Seit Thomas Bernhard weiß man, daß es Baupläne für eine solche Totenwelt nur im Österreichischen geben kann. Winkler mauert die Gruft um seine Figuren aus Mosaiksteinchen, die er aus dem katholischen Zentralmassiv gebrochen hat. Sein Dorf Pulsnitz baut er "kreuzförmig", um Nägel durch jedes Haus zu treiben. Mitten auf dem Dorfplatz und im Zentrum des Buches steht ein Bildstock, an dem Winkler seine Figuren vorbeitreibt. In den grellen Farben der katholischen Bilderlust hat der Pfarrer eigenhändig seine Höllenversion daraufgepinselt: den unbekannten Schänder der Jesus-Statue, dem Satan eimerweise Galle eintrichtert. Damit ist das Inferno in ihre Mitte gekommen. Jeder Vorbeigehende schaut diesen Albtraum an, bis im eigenen Küchenherd das Fegefeuer brennt. Wenn der unscheinbare Großvater sich als praktizierender Nationalsozialist entpuppt, dann zitiert er diesen Satan auf dem Dorfplatz: Beide pflanzen ihre Blumen des Bösen in den Alltagsacker, beide agieren unter dem Zwang der rituellen Wiederholung. Der Schrecken grundiert die Heiligenbildchen.

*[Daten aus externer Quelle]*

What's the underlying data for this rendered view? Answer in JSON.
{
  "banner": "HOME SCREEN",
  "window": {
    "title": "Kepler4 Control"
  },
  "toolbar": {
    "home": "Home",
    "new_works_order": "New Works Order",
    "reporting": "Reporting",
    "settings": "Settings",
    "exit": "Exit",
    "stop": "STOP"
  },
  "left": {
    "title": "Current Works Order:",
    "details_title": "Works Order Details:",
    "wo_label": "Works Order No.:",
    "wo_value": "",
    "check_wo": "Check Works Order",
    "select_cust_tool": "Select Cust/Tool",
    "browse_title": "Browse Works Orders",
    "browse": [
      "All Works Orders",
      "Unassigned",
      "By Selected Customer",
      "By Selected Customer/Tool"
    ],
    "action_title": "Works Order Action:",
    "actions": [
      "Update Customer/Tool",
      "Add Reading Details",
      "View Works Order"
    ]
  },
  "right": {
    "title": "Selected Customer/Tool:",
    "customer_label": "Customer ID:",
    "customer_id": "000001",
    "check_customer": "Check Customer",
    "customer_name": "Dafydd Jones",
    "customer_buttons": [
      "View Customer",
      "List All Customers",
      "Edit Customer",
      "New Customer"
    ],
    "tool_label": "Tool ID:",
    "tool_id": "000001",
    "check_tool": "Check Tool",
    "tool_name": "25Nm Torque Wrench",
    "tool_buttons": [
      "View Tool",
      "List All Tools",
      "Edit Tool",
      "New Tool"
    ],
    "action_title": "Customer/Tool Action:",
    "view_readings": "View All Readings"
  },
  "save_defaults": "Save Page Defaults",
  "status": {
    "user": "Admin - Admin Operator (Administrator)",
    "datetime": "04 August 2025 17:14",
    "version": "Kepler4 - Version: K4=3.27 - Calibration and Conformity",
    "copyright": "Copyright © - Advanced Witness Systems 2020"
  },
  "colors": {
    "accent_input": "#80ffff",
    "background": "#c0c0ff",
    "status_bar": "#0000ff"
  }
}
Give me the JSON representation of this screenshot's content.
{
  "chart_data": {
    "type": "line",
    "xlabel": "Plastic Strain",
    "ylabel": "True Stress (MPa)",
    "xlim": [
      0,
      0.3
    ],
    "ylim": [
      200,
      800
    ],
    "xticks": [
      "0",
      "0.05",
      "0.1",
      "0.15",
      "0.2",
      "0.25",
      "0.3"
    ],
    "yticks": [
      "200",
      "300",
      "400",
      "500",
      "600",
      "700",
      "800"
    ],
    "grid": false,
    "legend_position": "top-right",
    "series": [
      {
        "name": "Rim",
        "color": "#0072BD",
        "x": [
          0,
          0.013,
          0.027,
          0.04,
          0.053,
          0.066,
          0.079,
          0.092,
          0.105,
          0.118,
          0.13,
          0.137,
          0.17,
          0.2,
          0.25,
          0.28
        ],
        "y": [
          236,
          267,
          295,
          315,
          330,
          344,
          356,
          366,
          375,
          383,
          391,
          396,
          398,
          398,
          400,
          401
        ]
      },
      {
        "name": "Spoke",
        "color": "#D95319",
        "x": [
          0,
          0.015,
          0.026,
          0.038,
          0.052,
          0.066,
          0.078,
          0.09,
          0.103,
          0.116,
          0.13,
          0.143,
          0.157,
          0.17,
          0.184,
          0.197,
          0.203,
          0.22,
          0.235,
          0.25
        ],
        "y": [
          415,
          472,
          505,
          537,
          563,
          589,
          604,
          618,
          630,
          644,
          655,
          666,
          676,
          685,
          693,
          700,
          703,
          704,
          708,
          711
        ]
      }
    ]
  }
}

Wer dem Buch seine Überraschungslosigkeit vorwirft, hat sich der Schönheit seines Klagegesangs verschlossen. Seine Meditationen beschwören Einübungen ins Gleiche und konzentrieren sich im haargenauen Wort. Winklers Gebetsmühle zerkleinert das Katholische zu Literatur. Auch diese jüngste Erzählung ist Teil einer intensiven Gräber-Literatur, einer katholischen Psychedelik, zu der sich sein Gesamtwerk zusammensetzt. Daß Totengeschichten aus dem 1990 erschienenen "Friedhof der bitteren Orangen" wiedererzählt werden, belegt nur diese repetitive Schreibbewegung. Mit der Beschränkung auf das Kärntner Dorf Pulsnitz bohrt sie sich um so tiefer durch den Sargdeckel, der über der Geschichte liegt. Man muß solche Beharrlichkeit gegenüber dem Verwesenden nicht mögen - Respekt wird man ihr nicht versagen können.
Josef Winkler: "Wenn es soweit ist". Erzählung. Suhrkamp Verlag, Frankfurt am Main 1998. 191 S., geb., 38,- DM.